MASON CITY, IA (February 8, 2016) — John Skipper, a member of First Covenant Church and political reporter for the Globe Gazette, loves politics but he is glad the caucuses are behind him and the candidates moved on to New Hampshire.
“Just because it’s enjoyable doesn’t mean it’s not tiring, because it’s a long haul.” said Skipper.
Before last Monday night’s caucuses, Skipper wrote in a column that, “In many ways, the Iowa caucus campaign season is like a relative who comes for a visit and stays too long. Sooner or later, the food all begins to taste the same and you run out of things to talk about.”
Skipper has covered events by 18 presidential candidates in just the last year.
One of his more memorable interviews came in 2007, when met with then-Senator Barack Obama in a room next to the junior college gymnasium where the candidate had just addressed an enthusiastic crowd.
When Obama met him, he playfully said, “I want you to know you are the only thing standing between me and dinner.” Dinner did soon come, however, so Skipper and Obama talked over a plate of lasagna for more than half an hour.
Skipper, who was honored by the Iowa Newspaper Association on Friday night for his 50 years in journalism, joked that Iowans have a joke: “There are five seasons – winter spring, summer, fall, and caucus.”
It’s a season that can become almost unbearable. In the final months of the campaign, for example, almost every TV ad is for—and against—one of the candidates.
At the end of caucus night, when people ask me if I’d want to do it again, I always tell them that it’s a little like asking a woman in labor if she wants to have another baby.
But being the first state in the process and voting by caucus does have its advantages. “If you live in Iowa, you have a chance to meet the next president of the United States.”
Little attention had been paid to the Iowa caucuses until the relative upstart Jimmy Carter came out of nowhere—or Georgia at least—to win them in 1976. He had spent several years going to numerous small-town gatherings before anyone else noticed what was happening.

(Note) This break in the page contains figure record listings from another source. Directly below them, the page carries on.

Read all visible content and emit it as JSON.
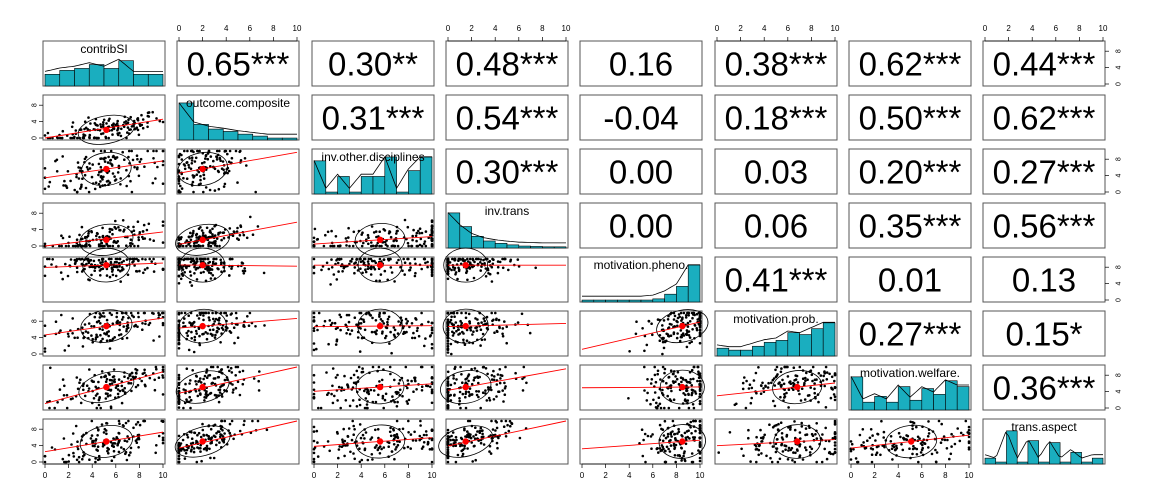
{
  "chart_data": {
    "type": "scatter",
    "title": "",
    "variables": [
      "contribSI",
      "outcome.composite",
      "inv.other.disciplines",
      "inv.trans",
      "motivation.pheno.",
      "motivation.prob.",
      "motivation.welfare.",
      "trans.aspect"
    ],
    "axis_range": [
      0,
      10
    ],
    "axis_ticks": [
      "0",
      "2",
      "4",
      "6",
      "8",
      "10"
    ],
    "side_axis_ticks": [
      "0",
      "4",
      "8"
    ],
    "correlations": [
      [
        "",
        "0.65***",
        "0.30**",
        "0.48***",
        "0.16",
        "0.38***",
        "0.62***",
        "0.44***"
      ],
      [
        "",
        "",
        "0.31***",
        "0.54***",
        "-0.04",
        "0.18***",
        "0.50***",
        "0.62***"
      ],
      [
        "",
        "",
        "",
        "0.30***",
        "0.00",
        "0.03",
        "0.20***",
        "0.27***"
      ],
      [
        "",
        "",
        "",
        "",
        "0.00",
        "0.06",
        "0.35***",
        "0.56***"
      ],
      [
        "",
        "",
        "",
        "",
        "",
        "0.41***",
        "0.01",
        "0.13"
      ],
      [
        "",
        "",
        "",
        "",
        "",
        "",
        "0.27***",
        "0.15*"
      ],
      [
        "",
        "",
        "",
        "",
        "",
        "",
        "",
        "0.36***"
      ],
      [
        "",
        "",
        "",
        "",
        "",
        "",
        "",
        ""
      ]
    ],
    "means": [
      5.2,
      2.0,
      5.6,
      1.5,
      8.5,
      6.8,
      5.1,
      5.0
    ],
    "spread": [
      2.4,
      2.0,
      3.3,
      2.0,
      1.6,
      2.6,
      3.0,
      2.6
    ],
    "histograms": [
      [
        0.3,
        0.4,
        0.45,
        0.55,
        0.45,
        0.65,
        0.3,
        0.3
      ],
      [
        0.95,
        0.4,
        0.28,
        0.22,
        0.15,
        0.1,
        0.05,
        0.05
      ],
      [
        0.85,
        0.05,
        0.45,
        0.05,
        0.45,
        0.45,
        0.95,
        0.05,
        0.6,
        0.95
      ],
      [
        0.9,
        0.55,
        0.3,
        0.18,
        0.12,
        0.08,
        0.05,
        0.04,
        0.03,
        0.03
      ],
      [
        0.05,
        0.05,
        0.05,
        0.05,
        0.05,
        0.05,
        0.08,
        0.2,
        0.4,
        0.95
      ],
      [
        0.2,
        0.15,
        0.15,
        0.25,
        0.35,
        0.4,
        0.6,
        0.55,
        0.7,
        0.85
      ],
      [
        0.85,
        0.2,
        0.35,
        0.2,
        0.6,
        0.25,
        0.55,
        0.4,
        0.75,
        0.6
      ],
      [
        0.15,
        0.05,
        0.85,
        0.05,
        0.6,
        0.05,
        0.55,
        0.05,
        0.3,
        0.05,
        0.15
      ]
    ],
    "colors": {
      "hist_fill": "#1aaebf",
      "points": "#000000",
      "fit_line": "#ff0000",
      "mean_point": "#ff0000",
      "ellipse": "#000000",
      "panel_border": "#555555"
    }
  }
}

“Ever since then, all of the candidates come pouring into Iowa,” Skipper said. “We had 22 of them at the same time at one point.” That made sneaking up on the other candidates pretty much impossible.

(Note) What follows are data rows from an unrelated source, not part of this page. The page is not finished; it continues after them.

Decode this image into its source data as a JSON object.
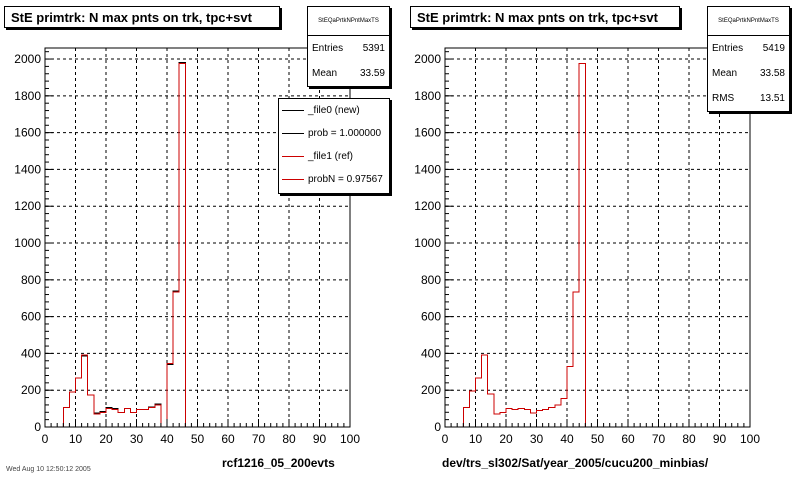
{
  "chart_data": [
    {
      "type": "histogram",
      "title": "StE primtrk: N max pnts on trk, tpc+svt",
      "xlabel": "rcf1216_05_200evts",
      "ylabel": "",
      "xlim": [
        0,
        100
      ],
      "ylim": [
        0,
        2060
      ],
      "x_ticks": [
        "0",
        "10",
        "20",
        "30",
        "40",
        "50",
        "60",
        "70",
        "80",
        "90",
        "100"
      ],
      "y_ticks": [
        "0",
        "200",
        "400",
        "600",
        "800",
        "1000",
        "1200",
        "1400",
        "1600",
        "1800",
        "2000"
      ],
      "grid": true,
      "stats": {
        "name": "StEQaPrtkNPntMaxTS",
        "rows": [
          {
            "label": "Entries",
            "value": "5391"
          },
          {
            "label": "Mean",
            "value": "33.59"
          }
        ]
      },
      "legend": {
        "position": "top-right",
        "entries": [
          {
            "label": "_file0 (new)",
            "color": "#000000"
          },
          {
            "label": "prob = 1.000000",
            "color": "#000000"
          },
          {
            "label": "_file1 (ref)",
            "color": "#cc0000"
          },
          {
            "label": "probN = 0.97567",
            "color": "#cc0000"
          }
        ]
      },
      "bin_width": 2,
      "bin_starts": [
        0,
        2,
        4,
        6,
        8,
        10,
        12,
        14,
        16,
        18,
        20,
        22,
        24,
        26,
        28,
        30,
        32,
        34,
        36,
        38,
        40,
        42,
        44,
        46,
        48
      ],
      "series": [
        {
          "name": "_file0 (new)",
          "color": "#000000",
          "values": [
            0,
            0,
            0,
            105,
            190,
            265,
            385,
            175,
            75,
            85,
            105,
            100,
            80,
            100,
            80,
            95,
            95,
            110,
            125,
            0,
            340,
            740,
            1980,
            0,
            0
          ]
        },
        {
          "name": "_file1 (ref)",
          "color": "#cc0000",
          "values": [
            0,
            0,
            0,
            105,
            190,
            265,
            390,
            175,
            70,
            80,
            100,
            95,
            80,
            100,
            80,
            95,
            95,
            105,
            120,
            0,
            345,
            735,
            1975,
            0,
            0
          ]
        }
      ]
    },
    {
      "type": "histogram",
      "title": "StE primtrk: N max pnts on trk, tpc+svt",
      "xlabel": "dev/trs_sl302/Sat/year_2005/cucu200_minbias/",
      "ylabel": "",
      "xlim": [
        0,
        100
      ],
      "ylim": [
        0,
        2060
      ],
      "x_ticks": [
        "0",
        "10",
        "20",
        "30",
        "40",
        "50",
        "60",
        "70",
        "80",
        "90",
        "100"
      ],
      "y_ticks": [
        "0",
        "200",
        "400",
        "600",
        "800",
        "1000",
        "1200",
        "1400",
        "1600",
        "1800",
        "2000"
      ],
      "grid": true,
      "stats": {
        "name": "StEQaPrtkNPntMaxTS",
        "rows": [
          {
            "label": "Entries",
            "value": "5419"
          },
          {
            "label": "Mean",
            "value": "33.58"
          },
          {
            "label": "RMS",
            "value": "13.51"
          }
        ]
      },
      "bin_width": 2,
      "bin_starts": [
        0,
        2,
        4,
        6,
        8,
        10,
        12,
        14,
        16,
        18,
        20,
        22,
        24,
        26,
        28,
        30,
        32,
        34,
        36,
        38,
        40,
        42,
        44,
        46,
        48
      ],
      "series": [
        {
          "name": "_file1 (ref)",
          "color": "#cc0000",
          "values": [
            0,
            0,
            0,
            105,
            195,
            265,
            390,
            180,
            70,
            80,
            100,
            95,
            100,
            95,
            75,
            90,
            95,
            105,
            120,
            155,
            330,
            735,
            1975,
            0,
            0
          ]
        }
      ]
    }
  ],
  "footer": "Wed Aug 10 12:50:12 2005"
}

Skipper said it is ironic that for all the emphasis placed on winning the caucus, only Carter, George W. Bush, and Barack Obama went on to become president. “It does winnow the field, though.”
The Republican and Democratic races were both exciting because of the rise of the insurgent candidates, said Skipper, noting that all of the candidates who had experience governing a state finished far behind the winners.

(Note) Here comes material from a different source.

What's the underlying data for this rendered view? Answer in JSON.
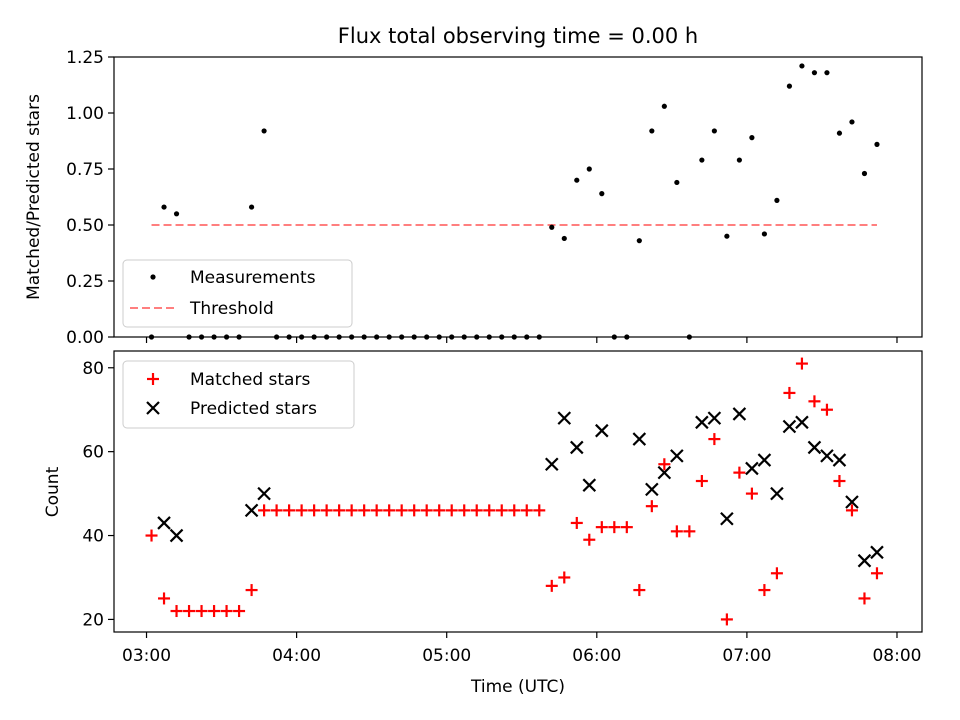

On Thursday, he said, “At the end of caucus night, when people ask me if I’d want to do it again, I always tell them that it’s a little like asking a woman in labor if she wants to have another baby.”
Give him some time to recover, though, and he’ll be ready to go at it again. He won’t have to wait too long.
“A week or two after the presidential election after November, you’ll start to see notices that some out of state senator or governor is going to speak at the Dubuque rotary club, and you think, “Aha! It’s started,” Skipper said.
“No politician comes to Iowa in the middle of winter without a reason, and we all know what the reason is.”